Data Sharing Statement
The datasets analyzed in this study are available from the corresponding author upon reasonable request.
Author Contributions
All authors made a significant contribution to the work reported, whether that is in the conception, study design, execution, acquisition of data, analysis and interpretation, or in all these areas; took part in drafting, revising or critically reviewing the article; gave final approval of the version to be published; have agreed on the journal to which the article has been submitted; and agree to be accountable for all aspects of the work.

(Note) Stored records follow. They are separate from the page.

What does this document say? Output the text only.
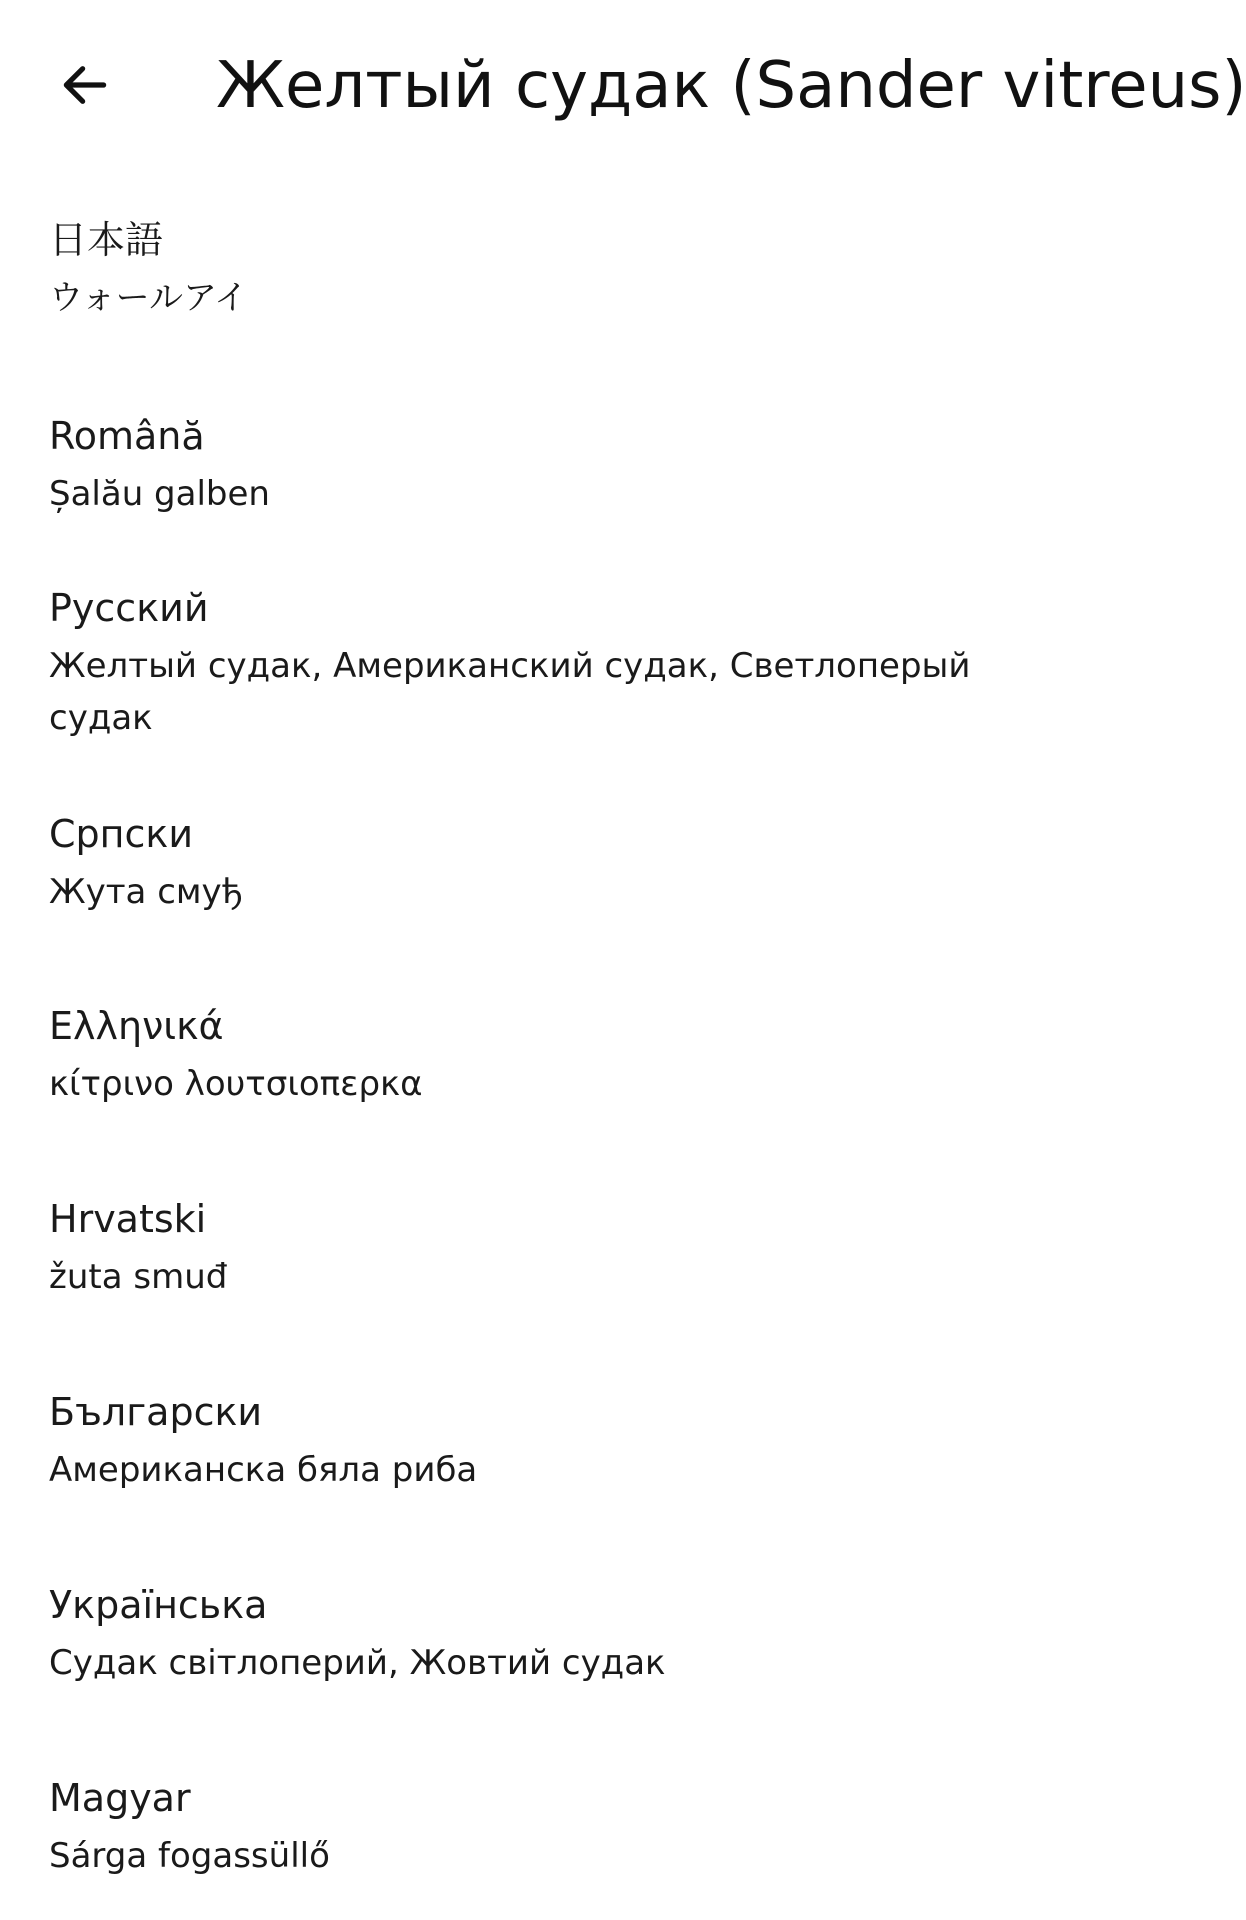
Желтый судак (Sander vitreus)
日本語
ウォールアイ
Română
Șalău galben
Русский
Желтый судак, Американский судак, Светлоперый судак
Српски
Жута смуђ
Ελληνικά
κίτρινο λουτσιοπερκα
Hrvatski
žuta smuđ
Български
Американска бяла риба
Українська
Судак світлоперий, Жовтий судак
Magyar
Sárga fogassüllő
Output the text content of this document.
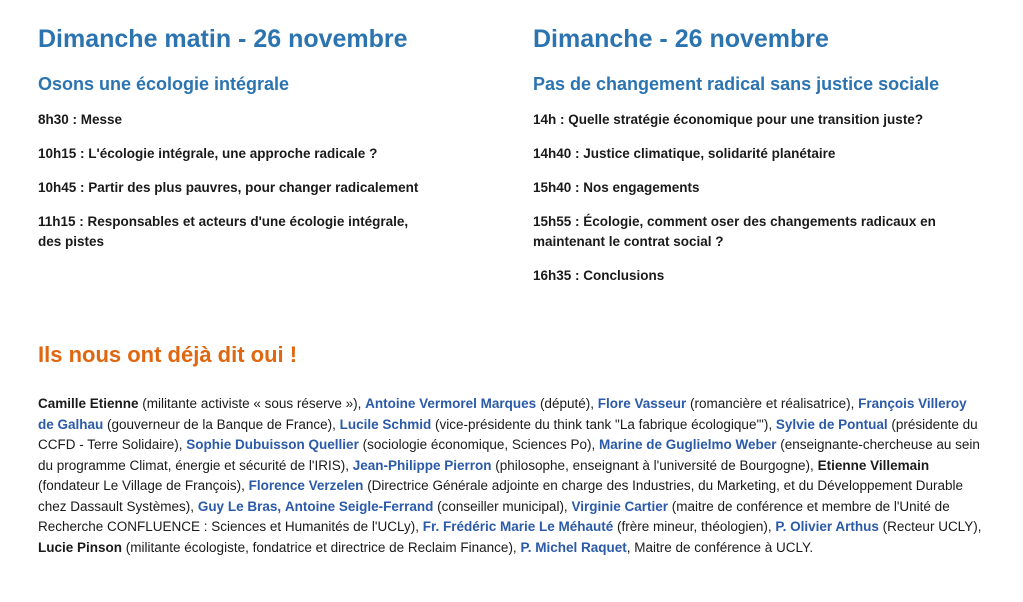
Dimanche matin - 26 novembre
Osons une écologie intégrale
8h30 : Messe
10h15 : L'écologie intégrale, une approche radicale ?
10h45 : Partir des plus pauvres, pour changer radicalement
11h15 : Responsables et acteurs d'une écologie intégrale, des pistes
Dimanche - 26 novembre
Pas de changement radical sans justice sociale
14h : Quelle stratégie économique pour une transition juste?
14h40 : Justice climatique, solidarité planétaire
15h40 : Nos engagements
15h55 : Écologie, comment oser des changements radicaux en maintenant le contrat social ?
16h35 : Conclusions
Ils nous ont déjà dit oui !

Camille Etienne (militante activiste « sous réserve »), Antoine Vermorel Marques (député), Flore Vasseur (romancière et réalisatrice), François Villeroy de Galhau (gouverneur de la Banque de France), Lucile Schmid (vice-présidente du think tank "La fabrique écologique'"), Sylvie de Pontual (présidente du CCFD - Terre Solidaire), Sophie Dubuisson Quellier (sociologie économique, Sciences Po), Marine de Guglielmo Weber (enseignante-chercheuse au sein du programme Climat, énergie et sécurité de l'IRIS), Jean-Philippe Pierron (philosophe, enseignant à l'université de Bourgogne), Etienne Villemain (fondateur Le Village de François), Florence Verzelen (Directrice Générale adjointe en charge des Industries, du Marketing, et du Développement Durable chez Dassault Systèmes), Guy Le Bras, Antoine Seigle-Ferrand (conseiller municipal), Virginie Cartier (maitre de conférence et membre de l'Unité de Recherche CONFLUENCE : Sciences et Humanités de l'UCLy), Fr. Frédéric Marie Le Méhauté (frère mineur, théologien), P. Olivier Arthus (Recteur UCLY), Lucie Pinson (militante écologiste, fondatrice et directrice de Reclaim Finance), P. Michel Raquet, Maitre de conférence à UCLY.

Ethics approval and consent to participate
The Institutional Medical Ethics Committee of Taizhou Hospital of Zhejiang Province granted approval for this retrospective study, and informed consent was waived because the medical records of the subjects were de-identified from the Medical Records and Statistics Room to ensure patient confidentiality. The study was conducted in accordance with the guiding principles of the Declaration of Helsinki.
Funding
This study was supported by a grant from the Medical Science and Technology Project of Zhejiang Province (2023KY397).
Disclosure
The authors declare no competing interests.